4 The Committee noted from the Report of the Auditor-General for the financial year 2005/06 that MINDEF convened an investigation after the Auditor-General found evidence of conflicts of interest in the award of three contracts for renovation works for overseas offices of MINDEF. The Committee enquired into the outcome of the investigation, the root causes of the irregularities and the measures taken to prevent their recurrence.

5 In a written memorandum, the Permanent Secretary informed the Committee that MINDEF’s investigation found that the three companies awarded the renovation contracts were linked to the firm that had been engaged as consultant for the renovation project. Nevertheless, an independent surveyor engaged by MINDEF’s Investigation Board concluded that the price paid for the renovation works was within the mid-range of prices for the specified works.

6 The Committee was informed that MINDEF attributed the lapses to the “personal failure” of its Finance Officer for one of the contracts and “personal negligence” of its Logistics Officer for the other two. The officers were charged and fined $1,000 and $5,000 respectively.

7 The Committee was assured that MINDEF has taken measures to prevent such conflicts of interest in its future procurement processes including naming the project consultants in its tender invitations, requiring tenderers to declare any relationship with the consultants and requiring the consultants to declare whether they have an interest in the companies participating in the tenders.

8 To ensure that the measures are effective, the Committee recommends that MINDEF’s internal audit should monitor compliance with the new procedures and report any conflicts of interest to MINDEF’s Audit Committee.

Inaccurate Records of State Land and Buildings

9 Successive Public Accounts Committees have addressed the problem of unreliable records of land and buildings.

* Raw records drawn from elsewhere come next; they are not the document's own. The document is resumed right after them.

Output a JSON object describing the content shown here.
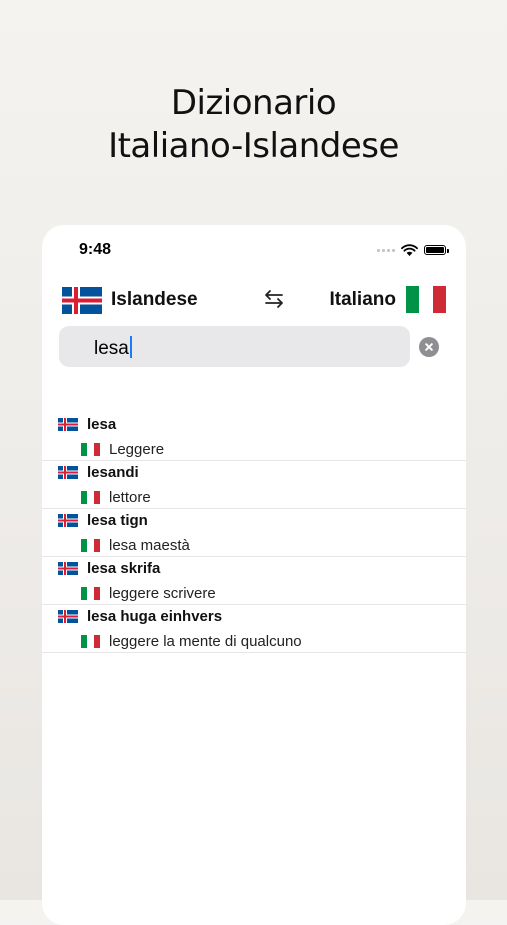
{
  "headline": {
    "line1": "Dizionario",
    "line2": "Italiano-Islandese"
  },
  "status_bar": {
    "time": "9:48"
  },
  "language_bar": {
    "from": "Islandese",
    "to": "Italiano",
    "swap_icon": "swap-arrows-icon"
  },
  "search": {
    "value": "lesa"
  },
  "colors": {
    "iceland_blue": "#02529C",
    "iceland_red": "#DC1E35",
    "italy_green": "#009246",
    "italy_red": "#CE2B37",
    "caret": "#1a7cf6"
  },
  "results": [
    {
      "word": "lesa",
      "translation": "Leggere"
    },
    {
      "word": "lesandi",
      "translation": "lettore"
    },
    {
      "word": "lesa tign",
      "translation": "lesa maestà"
    },
    {
      "word": "lesa skrifa",
      "translation": "leggere scrivere"
    },
    {
      "word": "lesa huga einhvers",
      "translation": "leggere la mente di qualcuno"
    }
  ]
}
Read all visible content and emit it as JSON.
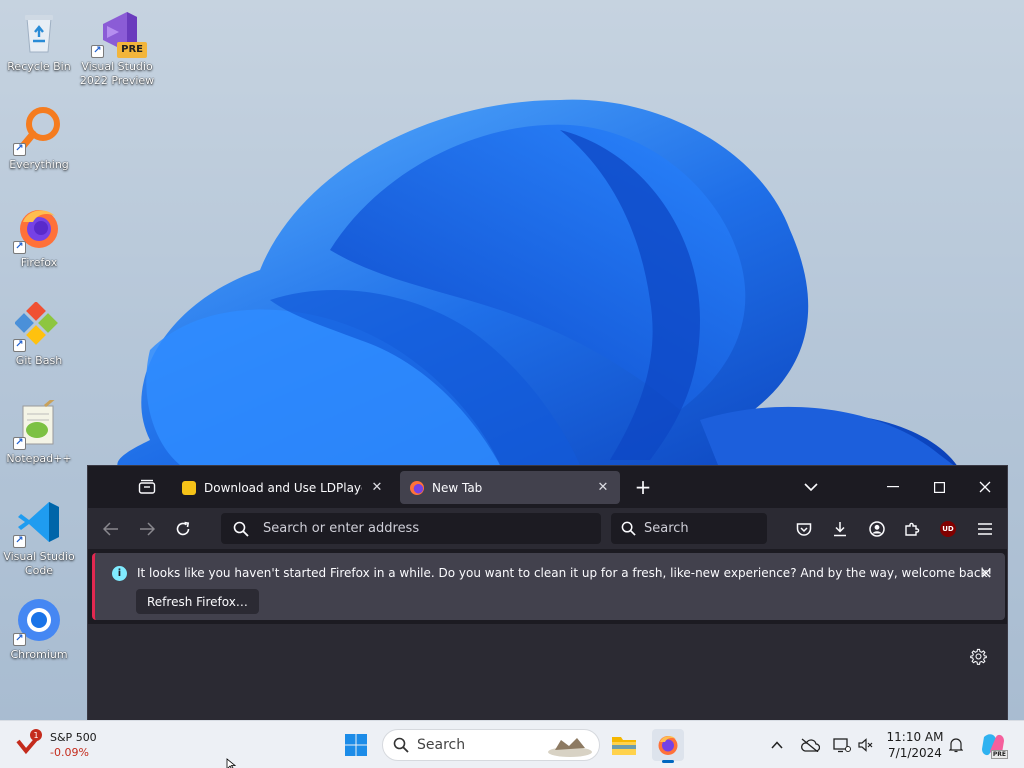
{
  "desktop": {
    "icons": [
      {
        "label": "Recycle Bin",
        "icon": "recycle-bin-icon"
      },
      {
        "label": "Visual Studio 2022 Preview",
        "icon": "visual-studio-preview-icon",
        "badge": "PRE"
      },
      {
        "label": "Everything",
        "icon": "everything-search-icon"
      },
      {
        "label": "Firefox",
        "icon": "firefox-icon"
      },
      {
        "label": "Git Bash",
        "icon": "git-bash-icon"
      },
      {
        "label": "Notepad++",
        "icon": "notepad-plus-plus-icon"
      },
      {
        "label": "Visual Studio Code",
        "icon": "vscode-icon"
      },
      {
        "label": "Chromium",
        "icon": "chromium-icon"
      }
    ]
  },
  "firefox": {
    "tabs": [
      {
        "title": "Download and Use LDPlayer on",
        "active": false,
        "icon": "ldplayer-favicon"
      },
      {
        "title": "New Tab",
        "active": true,
        "icon": "firefox-favicon"
      }
    ],
    "url_placeholder": "Search or enter address",
    "search_placeholder": "Search",
    "notification": {
      "message": "It looks like you haven't started Firefox in a while. Do you want to clean it up for a fresh, like-new experience? And by the way, welcome back!",
      "button": "Refresh Firefox…"
    },
    "ublock_badge": "UD"
  },
  "taskbar": {
    "widget": {
      "name": "S&P 500",
      "change": "-0.09%",
      "badge": "1"
    },
    "search_label": "Search",
    "time": "11:10 AM",
    "date": "7/1/2024",
    "copilot_badge": "PRE"
  },
  "colors": {
    "bloom": "#1f6fe0",
    "firefox_bg": "#1c1b22",
    "notif_accent": "#e22850",
    "stock_down": "#c42b1c"
  }
}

This issue became a prime concern when the constitutional provisions to protect Government reserves came into force in November 1991.

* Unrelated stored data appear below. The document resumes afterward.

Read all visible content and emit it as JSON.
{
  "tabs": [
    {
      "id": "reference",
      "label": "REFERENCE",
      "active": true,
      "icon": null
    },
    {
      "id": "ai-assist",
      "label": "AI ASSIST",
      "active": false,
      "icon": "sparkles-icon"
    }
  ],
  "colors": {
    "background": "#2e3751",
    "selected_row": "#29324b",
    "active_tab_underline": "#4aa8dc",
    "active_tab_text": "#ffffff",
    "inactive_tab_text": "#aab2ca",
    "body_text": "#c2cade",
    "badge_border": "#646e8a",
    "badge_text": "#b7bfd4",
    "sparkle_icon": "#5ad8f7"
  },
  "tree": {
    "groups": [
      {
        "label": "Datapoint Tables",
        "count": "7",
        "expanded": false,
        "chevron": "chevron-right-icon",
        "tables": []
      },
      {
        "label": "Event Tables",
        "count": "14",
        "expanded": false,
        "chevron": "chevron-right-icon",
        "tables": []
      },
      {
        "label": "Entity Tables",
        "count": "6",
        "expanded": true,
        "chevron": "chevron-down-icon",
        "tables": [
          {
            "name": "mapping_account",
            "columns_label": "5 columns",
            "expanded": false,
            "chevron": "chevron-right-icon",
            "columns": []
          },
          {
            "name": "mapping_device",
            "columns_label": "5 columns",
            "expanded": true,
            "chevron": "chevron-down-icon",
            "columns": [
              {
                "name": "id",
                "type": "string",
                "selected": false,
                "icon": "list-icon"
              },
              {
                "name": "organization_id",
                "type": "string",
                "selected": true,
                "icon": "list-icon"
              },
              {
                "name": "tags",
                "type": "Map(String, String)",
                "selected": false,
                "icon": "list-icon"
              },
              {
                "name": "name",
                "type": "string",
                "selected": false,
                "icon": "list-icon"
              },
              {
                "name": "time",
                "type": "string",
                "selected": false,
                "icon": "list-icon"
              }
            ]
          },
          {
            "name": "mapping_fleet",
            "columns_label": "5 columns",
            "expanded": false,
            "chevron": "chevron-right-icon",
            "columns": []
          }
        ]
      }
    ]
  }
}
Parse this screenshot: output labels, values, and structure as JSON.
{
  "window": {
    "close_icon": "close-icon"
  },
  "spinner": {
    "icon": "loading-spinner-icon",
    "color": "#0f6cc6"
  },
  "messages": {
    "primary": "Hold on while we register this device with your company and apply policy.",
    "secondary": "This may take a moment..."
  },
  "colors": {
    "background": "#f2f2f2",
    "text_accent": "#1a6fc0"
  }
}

It was only in 2001 that the Committee was informed that “By putting in the necessary resources and working closely with the various ministries and other public agencies, SLA1 had managed to compile and submit its first complete State Land and Building listing to . . . the President in June 2001” (Parl. 6 of 1998).

One of the measures put in place to keep the records of Government land and buildings accurate and up-to-date was the annual check and certification by Permanent Secretaries of the listings of land and buildings under their charge.

10 The Committee was concerned that the Auditor-General had found the certification of the land and buildings by the Permanent Secretary of the Ministry of Law to be inaccurate. In particular, the Committee questioned whether the inaccuracy was an indication that the reliability of the records had been compromised.

11 In a memorandum submitted to the Committee, the Ministry of Law explained that the omission of a land parcel from the certified listing was due to human error by two officers of the Singapore Land Authority (SLA).

The first officer had accepted the return of the land parcel by another Ministry but failed to raise the forms required to update the land records. Subsequently, the Ministry that returned the land informed the SLA that the record incorrectly showed that the land was still under its charge. This led to the second mistake when an officer of the SLA deleted the record from the returning Ministry but failed to add it to the record of the receiving Ministry.

12 The Committee was advised that the Permanent Secretary of the Ministry of Law had met with the Chief Executive of the SLA and the Commissioner of Lands to review and improve the relevant operating procedures of the SLA. According to the Ministry, the Government land and buildings record had been converted from a spreadsheet system to a new computerised system that captured all land and buildings spatially such that a land parcel could not be removed from the charge of one ministry without designating it to another ministry. With such a system, the likelihood of similar lapses would be extremely low.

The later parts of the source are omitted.